White with Black or Black with White (Perspectives)

1141107_black_and_white_rainbow___It can be so difficult to teach someone to understand another person’s perspective. If you take a bright young child that is really confident in his/her intellectual ability, it can be even more challenging. In any family relationship, you can take a random event and often find two very different perspectives. This can happen for many reasons: what is heard, what is seen, what their current paradigm is filled with, etc. The old analogy involving zebras (are they white with black stripes or black with white stripes) is a great illustration of this concept. If you ask the question to 10 different people, you’ll get all kinds of answers with some very different perspectives. Where families often run into trouble is when there is not enough humility to understand that their perspective is not the only perspective on that particular issue.

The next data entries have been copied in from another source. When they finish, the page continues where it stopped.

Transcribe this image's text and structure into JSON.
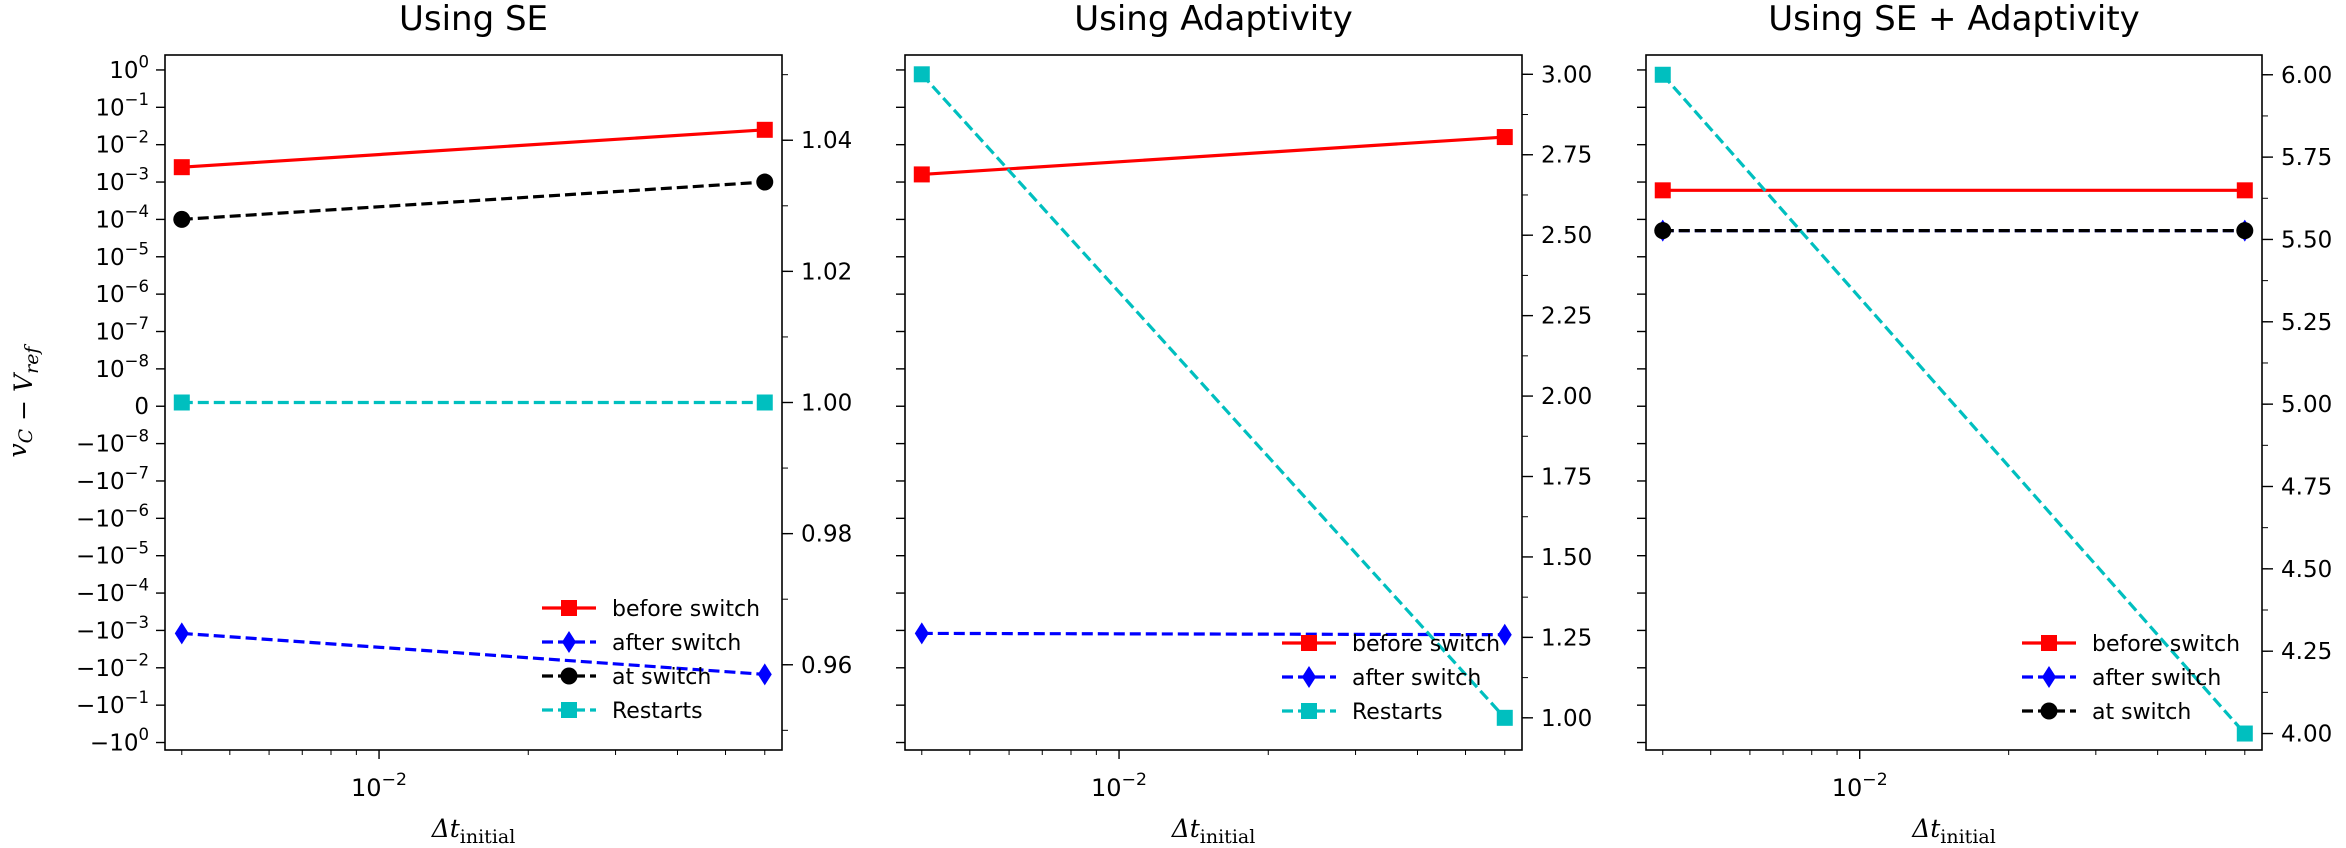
{
  "figure": {
    "shared_ylabel": "v_C − V_ref",
    "xlabel_text": "Δt_initial"
  },
  "chart_data": [
    {
      "type": "line",
      "title": "Using SE",
      "xlabel": "Δt_initial",
      "ylabel": "v_C − V_ref",
      "x": [
        0.004,
        0.06
      ],
      "xlim": [
        0.0037,
        0.065
      ],
      "xscale": "log",
      "x_tick_labels": [
        "10^-2"
      ],
      "left_axis": {
        "scale": "symlog",
        "tick_labels": [
          "10^0",
          "10^-1",
          "10^-2",
          "10^-3",
          "10^-4",
          "10^-5",
          "10^-6",
          "10^-7",
          "10^-8",
          "0",
          "-10^-8",
          "-10^-7",
          "-10^-6",
          "-10^-5",
          "-10^-4",
          "-10^-3",
          "-10^-2",
          "-10^-1",
          "-10^0"
        ]
      },
      "right_axis": {
        "ylim": [
          0.947,
          1.053
        ],
        "tick_labels": [
          "0.96",
          "0.98",
          "1.00",
          "1.02",
          "1.04"
        ]
      },
      "series": [
        {
          "name": "before switch",
          "axis": "left",
          "values": [
            0.0025,
            0.025
          ],
          "color": "#ff0000",
          "linestyle": "solid",
          "marker": "square"
        },
        {
          "name": "after switch",
          "axis": "left",
          "values": [
            -0.0012,
            -0.015
          ],
          "color": "#0000ff",
          "linestyle": "dashed",
          "marker": "diamond"
        },
        {
          "name": "at switch",
          "axis": "left",
          "values": [
            0.0001,
            0.001
          ],
          "color": "#000000",
          "linestyle": "dashed",
          "marker": "circle"
        },
        {
          "name": "Restarts",
          "axis": "right",
          "values": [
            1.0,
            1.0
          ],
          "color": "#00bfbf",
          "linestyle": "dashed",
          "marker": "square"
        }
      ],
      "legend": [
        "before switch",
        "after switch",
        "at switch",
        "Restarts"
      ],
      "legend_position": "lower-right"
    },
    {
      "type": "line",
      "title": "Using Adaptivity",
      "xlabel": "Δt_initial",
      "x": [
        0.004,
        0.06
      ],
      "xlim": [
        0.0037,
        0.065
      ],
      "xscale": "log",
      "x_tick_labels": [
        "10^-2"
      ],
      "left_axis": {
        "scale": "symlog",
        "tick_labels": []
      },
      "right_axis": {
        "ylim": [
          0.9,
          3.06
        ],
        "tick_labels": [
          "1.00",
          "1.25",
          "1.50",
          "1.75",
          "2.00",
          "2.25",
          "2.50",
          "2.75",
          "3.00"
        ]
      },
      "series": [
        {
          "name": "before switch",
          "axis": "left",
          "values": [
            0.0016,
            0.016
          ],
          "color": "#ff0000",
          "linestyle": "solid",
          "marker": "square"
        },
        {
          "name": "after switch",
          "axis": "left",
          "values": [
            -0.0012,
            -0.0013
          ],
          "color": "#0000ff",
          "linestyle": "dashed",
          "marker": "diamond"
        },
        {
          "name": "Restarts",
          "axis": "right",
          "values": [
            3,
            1
          ],
          "color": "#00bfbf",
          "linestyle": "dashed",
          "marker": "square"
        }
      ],
      "legend": [
        "before switch",
        "after switch",
        "Restarts"
      ],
      "legend_position": "lower-right"
    },
    {
      "type": "line",
      "title": "Using SE + Adaptivity",
      "xlabel": "Δt_initial",
      "x": [
        0.004,
        0.06
      ],
      "xlim": [
        0.0037,
        0.065
      ],
      "xscale": "log",
      "x_tick_labels": [
        "10^-2"
      ],
      "left_axis": {
        "scale": "symlog",
        "tick_labels": []
      },
      "right_axis": {
        "ylim": [
          3.95,
          6.06
        ],
        "tick_labels": [
          "4.00",
          "4.25",
          "4.50",
          "4.75",
          "5.00",
          "5.25",
          "5.50",
          "5.75",
          "6.00"
        ]
      },
      "series": [
        {
          "name": "before switch",
          "axis": "left",
          "values": [
            0.0006,
            0.0006
          ],
          "color": "#ff0000",
          "linestyle": "solid",
          "marker": "square"
        },
        {
          "name": "after switch",
          "axis": "left",
          "values": [
            5e-05,
            5e-05
          ],
          "color": "#0000ff",
          "linestyle": "dashed",
          "marker": "diamond"
        },
        {
          "name": "at switch",
          "axis": "left",
          "values": [
            5e-05,
            5e-05
          ],
          "color": "#000000",
          "linestyle": "dashed",
          "marker": "circle"
        },
        {
          "name": "Restarts",
          "axis": "right",
          "values": [
            6,
            4
          ],
          "color": "#00bfbf",
          "linestyle": "dashed",
          "marker": "square"
        }
      ],
      "legend": [
        "before switch",
        "after switch",
        "at switch"
      ],
      "legend_position": "lower-right"
    }
  ]
}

Intellectual arrogance can be very damaging because the person who has a very detailed line of reasoning (ex: as to why the zebra is actually white with black stripes) will argue it into the ground because they have “proof” in their highly detailed mind, they are willing to defend. In fact, they know they are “right” because they know what they see in their mind is true. The only problem is that another person equally capable of observing the situation “sees” a few different elements and blends these elements with a different paradigm and boom…..an argument/disagreement is born and some real damage may occur if things aren’t resolved. I will have to re-visit this subject over and over because there is just waaay too much to cover in one post and it overlaps into so many areas. One absolute key for parents is to show humility in trying to really “get into” the other person’s shoes to understand where they are coming from (no matter how much you “know” you are right). The lack of humility from a parent can simply cause a child’s heart to grow hardened and distant, because a child can see if there is an effort to understand or arrogance!!!

Obviously as a parent there are many times that a child simply has to respect and obey no matter what. In this post I’m going to assume that is a given for obvious safety reasons and such. However, what I’m trying to point out is that the WAY we approach these situations (humility or arrogance) can and will shape our ability to influence our children, as they grow older.